Sunday, June 03, 2007

Getting dirty for the trails


Yesterday I had the chance to listen to politicians here or feed my soul by helping out on National Trails Day by joining a work crew out of the Tennessee Valley in the Golden Gate National Recreation Area. It wasn’t a very hard decision -- the trail project was maintenance on one of my favorite trails, Old Springs, a route I've probably run 50 times. On a clear day, which this wasn't, it provides the best view of the Farrallon Islands I've ever glimpsed.

We gathered early in the morning in the Tennessee Valley and nervously eyed a pile of tools.
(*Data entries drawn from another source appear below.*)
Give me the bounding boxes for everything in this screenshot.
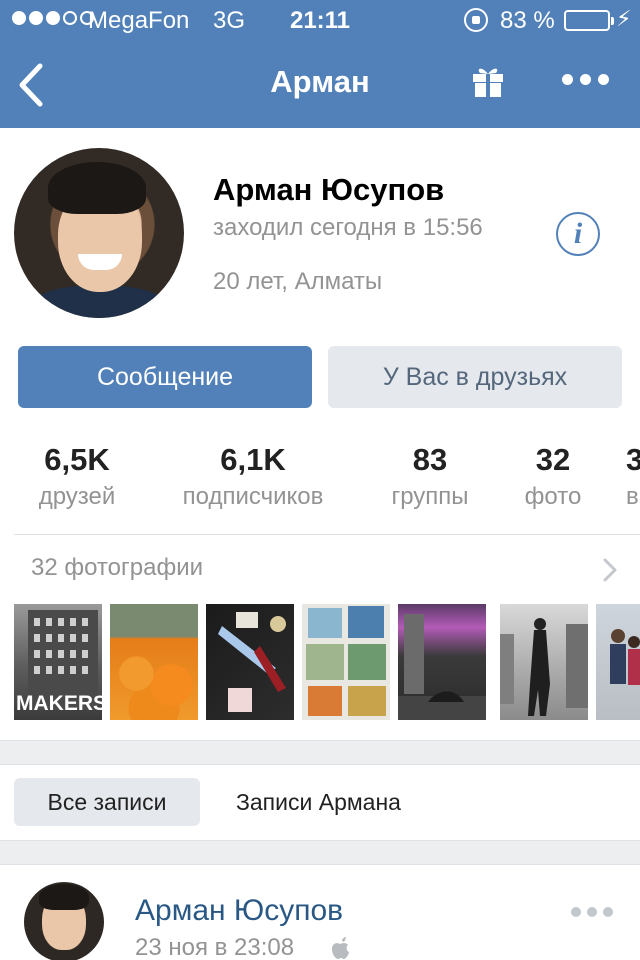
profile-avatar[interactable] <box>14 148 184 318</box>
message-button[interactable]: Сообщение <box>18 346 312 408</box>
tab-owner-posts[interactable]: Записи Армана <box>236 778 401 826</box>
avatar-hair <box>48 162 146 214</box>
post-date: 23 ноя в 23:08 <box>135 934 295 960</box>
counter-value: 3 <box>626 442 640 477</box>
battery-percent: 83 % <box>500 7 555 34</box>
divider <box>0 840 640 841</box>
postcards-photo <box>306 606 386 716</box>
counter-friends[interactable]: 6,5K друзей <box>22 440 132 514</box>
more-dot <box>587 907 597 917</box>
divider <box>0 864 640 865</box>
makers-sign-text: MAKERS <box>16 692 102 715</box>
people-photo <box>610 629 640 685</box>
chevron-right-icon[interactable] <box>600 557 620 583</box>
last-seen-status: заходил сегодня в 15:56 <box>213 214 483 241</box>
counter-value: 6,1K <box>220 442 286 477</box>
photo-thumbnail[interactable] <box>398 604 486 720</box>
statue-photo <box>500 618 588 716</box>
profile-counters: 6,5K друзей 6,1K подписчиков 83 группы 3… <box>0 440 640 520</box>
divider <box>14 534 640 535</box>
counter-value: 83 <box>412 442 448 477</box>
tab-all-posts[interactable]: Все записи <box>14 778 200 826</box>
friends-status-button[interactable]: У Вас в друзьях <box>328 346 622 408</box>
counter-more[interactable]: 3 в <box>626 440 640 514</box>
post-author-name[interactable]: Арман Юсупов <box>135 894 343 928</box>
page-title: Арман <box>270 64 370 99</box>
profile-name: Арман Юсупов <box>213 172 445 207</box>
counter-groups[interactable]: 83 группы <box>372 440 488 514</box>
more-dot <box>580 74 591 85</box>
apple-icon <box>332 937 349 959</box>
age-city: 20 лет, Алматы <box>213 268 383 295</box>
counter-followers[interactable]: 6,1K подписчиков <box>160 440 346 514</box>
battery-icon <box>564 10 614 31</box>
more-horizontal-icon <box>571 907 581 917</box>
post-more-button[interactable] <box>571 907 613 917</box>
building-photo: MAKERS <box>16 610 107 715</box>
photo-thumbnail[interactable] <box>596 604 640 720</box>
info-icon[interactable]: i <box>556 212 600 256</box>
more-horizontal-icon <box>562 74 573 85</box>
counter-label: друзей <box>38 483 116 510</box>
photo-thumbnail[interactable]: MAKERS <box>14 604 107 720</box>
counter-value: 32 <box>535 442 571 477</box>
flatlay-photo <box>218 612 286 712</box>
counter-label: в <box>626 483 639 510</box>
counter-photos[interactable]: 32 фото <box>510 440 596 514</box>
counter-label: группы <box>391 483 469 510</box>
photo-strip: MAKERS <box>0 604 640 720</box>
post-author-avatar[interactable] <box>24 882 104 960</box>
gift-button[interactable] <box>472 64 504 98</box>
photo-thumbnail[interactable] <box>302 604 390 720</box>
street-photo <box>398 614 486 720</box>
counter-value: 6,5K <box>44 442 110 477</box>
avatar-hair <box>39 884 89 910</box>
photo-thumbnail[interactable] <box>500 604 588 720</box>
counter-label: подписчиков <box>182 483 324 510</box>
photo-thumbnail[interactable] <box>110 604 198 720</box>
counter-label: фото <box>524 483 582 510</box>
divider <box>0 740 640 741</box>
more-dot <box>598 74 609 85</box>
top-bar: MegaFon 3G 21:11 83 % ⚡ Арман <box>0 0 640 128</box>
status-bar: MegaFon 3G 21:11 83 % ⚡ <box>0 0 640 40</box>
photos-header[interactable]: 32 фотографии <box>31 554 203 582</box>
divider <box>0 764 640 765</box>
section-gap <box>0 840 640 864</box>
charging-icon: ⚡ <box>616 6 632 31</box>
rotation-lock-icon <box>464 8 488 32</box>
more-dot <box>603 907 613 917</box>
gift-icon <box>473 68 503 97</box>
section-gap <box>0 740 640 764</box>
photo-thumbnail[interactable] <box>206 604 294 720</box>
more-button[interactable] <box>562 74 609 85</box>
Were our leaders really going to try to get serious work out of this motley crew? The group was mostly in the their 20s and 30s, though I was glad to see some other relative oldsters, including some of a contingent from Team Hamana. This, I was told, is "a drinking club with a biking problem."

Volunteers were offered the option of trailside brush clearing or hauling logs uphill for later use in controlling seepage from underground springs. Again a no-brainer choice for me. Brush clearing is like gardening or dieting: you do it, and then you have to do it again. I don't get much sense of accomplishment. But moving stuff from here to there -- that I understand.


Here the log hauling crew gets its instructions. The logs are peeler cores -- what's left over after a lumber mill shaves off the outer portion of a tree to make the very thin wood sheets that are glued together as plywood. The cores are then soaked in wood preservative to make them partially impervious to termites and wood rot. Logs from the first pile we carried were reasonably light -- 65-80 pounds. The second pile was damp -- and some of them felt like about 120 pounds.


We shouldered up and set out in pairs.


It was a bit of a slog up the up the hill, but folks were game. We carried the logs about two tenths of a mile. REI donated the photogenic t-shirts and sent a pro to document us, but these photos are mine.


My partner, Edward, was a skinny guy who kindly put up with my slow old lady pace. In a couple of hours, we carried up five logs; the speedy folks managed more like seven.

When we'd moved most of the piles, we returned to the valley feeling good about ourselves and ready to scarf bagels, fruit and energy bars.


The brushcutters wandered in, having cleared the sides of a quarter mile of trail.

Would I do this again? Yes! Am I sore? Yes.